The U.S. Federal Energy Regulatory Commission (FERC) recently approved with conditions the North American Electric Reliability Corporation’s (NERC) petition proposing the use of the “Find, Fix, Track and Report” (FFT) to report possible lesser-risk violations of Reliability Standards. FERC determined that the FFT initiative would more efficiently process lesser-risk violations and promote reliability because it streamlines the manner NERC reports minor violations and allows NERC to focus its resources on issues that pose more serious risks to reliability.
NERC’s petition proposed three tracks to address possible violations: (1) a Notice of Penalty; (2) an FFT information filing; or (3) a Dismissal. Unlike a Notice of Penalty, which deals with moderate to substantial reliability risks and can result in fines, the FFT process uses informational filings to report possible lesser-risk violations, such administrative, documentation and certain maintenance or testing program implementation failures.
FERC approved NERC’s FFT initiative subject to the following conditions:
- Only minimal risk possible violations are eligible;
- Officer of entity that receives FFT treatment must certify that its statement of remediation is true and correct; and
- NERC’s monthly FFT informational filings must publicly identify entities receiving FFT treatment unless the disclosure relates to a cybersecurity incident or would jeopardize the security of the Bulk-Power System.

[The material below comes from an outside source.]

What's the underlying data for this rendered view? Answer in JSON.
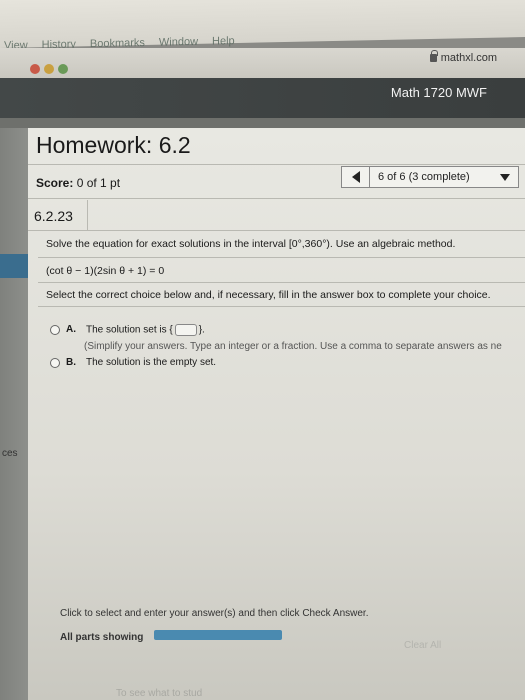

FERC will also continue to monitor the FFT initiative through surveys to determine if the initiative is working and whether it needs improvement. Additionally, FERC Chairman Jon Wellinghoff reiterated that compliance, not penalties, is his main goal and he has a concern that the FFT initiative may have an adverse impact on self-reporting. Accordingly, NERC is required to include an analysis of the impact that the FFT initiative has on self-reporting in a report due to FERC.